3. Knowledge is Power

Remember you’re not selling products and services, you’re selling good feelings and solutions to problems. In order to provide good customer service, you need to know what you’re selling, inside and out. Make sure you know how your products work. Be aware of the most common questions patients ask about your products, and know how to articulate the answers.

4. Positive Language Changes Everything

An example illustrates this best. Let’s say a customer contacts you with an interest in a particular product, but that product happens to be backordered until next month. Small changes that utilize “positive language” can greatly affect how the customer hears your response…
• Without positive language: “I can’t get you that product until next month; it is back-ordered and unavailable at this time.”
• With positive language: “That product will be available next month. I can place the order for you right now and make sure that it is sent to you as                     soon as it reaches our warehouse.”
The second example states the exact same thing as the first, but focuses on how you will resolve the customers problem of getting the backordered product, instead of focusing on the problem that the product is backordered.

5. Closing is Key

And I don’t mean “closing” a sale. A patient’s feelings at the end of a customer service interaction can determine their feelings about your products, service, or company as a whole. Make sure to end every customer service conversation with confirmed satisfaction (or as close to it as you can achieve) and with the customer feeling that everything has been taken care of (or will be). Being scooted out of the office before all of their problems have been addressed is the last thing that patients want. Be sure to take the time to confirm with customers that each and every issue they had on deck has been entirely resolved.
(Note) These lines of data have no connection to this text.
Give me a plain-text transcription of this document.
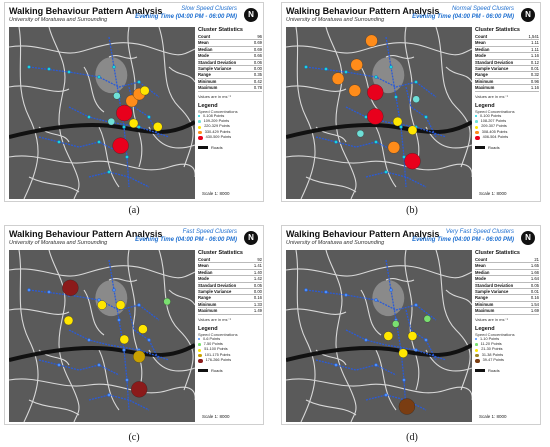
Walking Behaviour Pattern Analysis
University of Moratuwa and Surrounding
Slow Speed Clusters
Evening Time (04:00 PM - 06:00 PM)	N
Cluster Statistics
Count	96
Mean	0.69
Median	0.69
Mode	0.66
Standard Deviation	0.06
Sample Variance	0.00
Range	0.35
Minimum	0.42
Maximum	0.78
Values are in ms⁻¹
Legend
Speed Concentrations
0-108 Points
109-209 Points
220-329 Points
330-429 Points
430-509 Points
Roads
Scale 1: 8000
(a)
Walking Behaviour Pattern Analysis
University of Moratuwa and Surrounding
Normal Speed Clusters
Evening Time (04:00 PM - 06:00 PM)	N
Cluster Statistics
Count	1,541
Mean	1.11
Median	1.11
Mode	1.16
Standard Deviation	0.12
Sample Variance	0.01
Range	0.32
Minimum	0.96
Maximum	1.16
Values are in ms⁻¹
Legend
Speed Concentrations
0-100 Points
108-207 Points
209-307 Points
308-405 Points
406-504 Points
Roads
Scale 1: 8000
(b)
Walking Behaviour Pattern Analysis
University of Moratuwa and Surrounding
Fast Speed Clusters
Evening Time (04:00 PM - 06:00 PM)	N
Cluster Statistics
Count	92
Mean	1.41
Median	1.40
Mode	1.42
Standard Deviation	0.05
Sample Variance	0.00
Range	0.16
Minimum	1.33
Maximum	1.49
Values are in ms⁻¹
Legend
Speed Concentrations
0-6 Points
7-50 Points
51-100 Points
101-175 Points
176-266 Points
Roads
Scale 1: 8000
(c)
Walking Behaviour Pattern Analysis
University of Moratuwa and Surrounding
Very Fast Speed Clusters
Evening Time (04:00 PM - 06:00 PM)	N
Cluster Statistics
Count	21
Mean	1.65
Median	1.66
Mode	1.64
Standard Deviation	0.05
Sample Variance	0.01
Range	0.16
Minimum	1.54
Maximum	1.69
Values are in ms⁻¹
Legend
Speed Concentrations
1-10 Points
11-20 Points
21-30 Points
31-38 Points
39-47 Points
Roads
Scale 1: 8000
(d)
6. Appreciate Your Customers

Patients are very sensitive and know whether or not you really care about them. Treat them as individuals. Always use their name and find ways to compliment them, but be sincere. People value sincerity. It creates good feelings and trust. Think about ways to generate good feelings about doing business with you, and thank them every chance you get.
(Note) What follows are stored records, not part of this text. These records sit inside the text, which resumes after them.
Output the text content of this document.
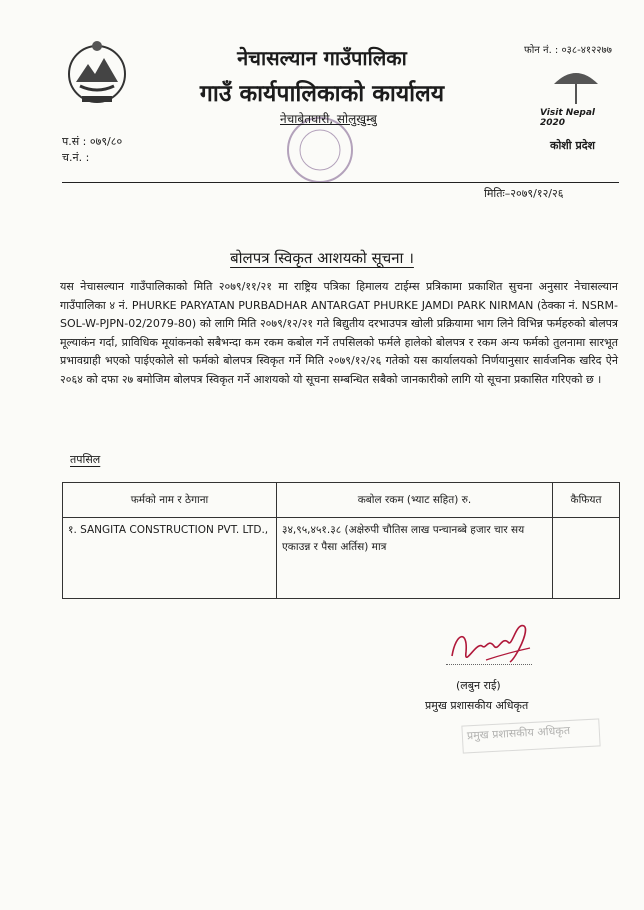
Visit Nepal 2020
नेचासल्यान गाउँपालिका
गाउँ कार्यपालिकाको कार्यालय
नेचाबेतघारी, सोलुखुम्बु
फोन नं. : ०३८-४१२२७७
कोशी प्रदेश
प.सं : ०७९/८०
च.नं. :
मितिः–२०७९/१२/२६
बोलपत्र स्विकृत आशयको सूचना ।
यस नेचासल्यान गाउँपालिकाको मिति २०७९/११/२१ मा राष्ट्रिय पत्रिका हिमालय टाईम्स प्रत्रिकामा प्रकाशित सुचना अनुसार नेचासल्यान गाउँपालिका ४ नं. PHURKE PARYATAN PURBADHAR ANTARGAT PHURKE JAMDI PARK NIRMAN (ठेक्का नं. NSRM-SOL-W-PJPN-02/2079-80) को लागि मिति २०७९/१२/२१ गते बिद्युतीय दरभाउपत्र खोली प्रक्रियामा भाग लिने विभिन्न फर्महरुको बोलपत्र मूल्याकंन गर्दा, प्राविधिक मूयांकनको सबैभन्दा कम रकम कबोल गर्ने तपसिलको फर्मले हालेको बोलपत्र र रकम अन्य फर्मको तुलनामा सारभूत प्रभावग्राही भएको पाईएकोले सो फर्मको बोलपत्र स्विकृत गर्ने मिति २०७९/१२/२६ गतेको यस कार्यालयको निर्णयानुसार सार्वजनिक खरिद ऐने २०६४ को दफा २७ बमोजिम बोलपत्र स्विकृत गर्ने आशयको यो सूचना सम्बन्धित सबैको जानकारीको लागि यो सूचना प्रकासित गरिएको छ ।
तपसिल
फर्मको नाम र ठेगाना	कबोल रकम (भ्याट सहित) रु.	कैफियत
१. SANGITA CONSTRUCTION PVT. LTD.,	३४,९५,४५१.३८ (अक्षेरुपी चौतिस लाख पन्चानब्बे हजार चार सय एकाउन्न र पैसा अर्तिस) मात्र	
(लबुन राई)
प्रमुख प्रशासकीय अधिकृत
प्रमुख प्रशासकीय अधिकृत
7. “Yes” Is a Powerful Word

Always look for ways to help your patients, and look for ways to make doing business with you easy.  When customers have a request (as long as it is reasonable) tell them that you can do it, and figure out how afterwards. Always do what you say you are going to do, but don’t over promise. If something is absolutely out of your control, send them to someone who can actually do something about it. The worst thing you can do is say yes to a request and then go back on your promise.

This is why you shouldn’t use the “under promise & over deliver” strategy for customer service.

8. Collect Feedback & Use It!

You may be surprised what you learn about your patients and their needs when you ask them what they think of your business, products, and services. You can use surveys, feedback forms and questionnaires. You can also make it a common practice to ask customers first-hand for feedback when they are in the office. But you need to do something with the feedback you receive in order to make it useful in your customer service process. Take time to regularly review feedback, identify areas for improvement, and make specific changes in your business.

9. Your Employees Are Customers

It’s important to make sure all of your employees, not just your customer-facing employees, understand the way they should talk to, interact with, and problem solve for customers. Provide employee training that gives your staff the tools they need to carry good customer service through the entire patient experience. If you treat your employees with great service, they will be more equipped to model that for your customers. Employees are your internal customers and need a regular dose of appreciation. Thank them and find ways to let them know how important they are. Treat your employees with respect and chances are they will have a higher regard for patients. Appreciation stems from the top. Treating patients and employees well is equally important.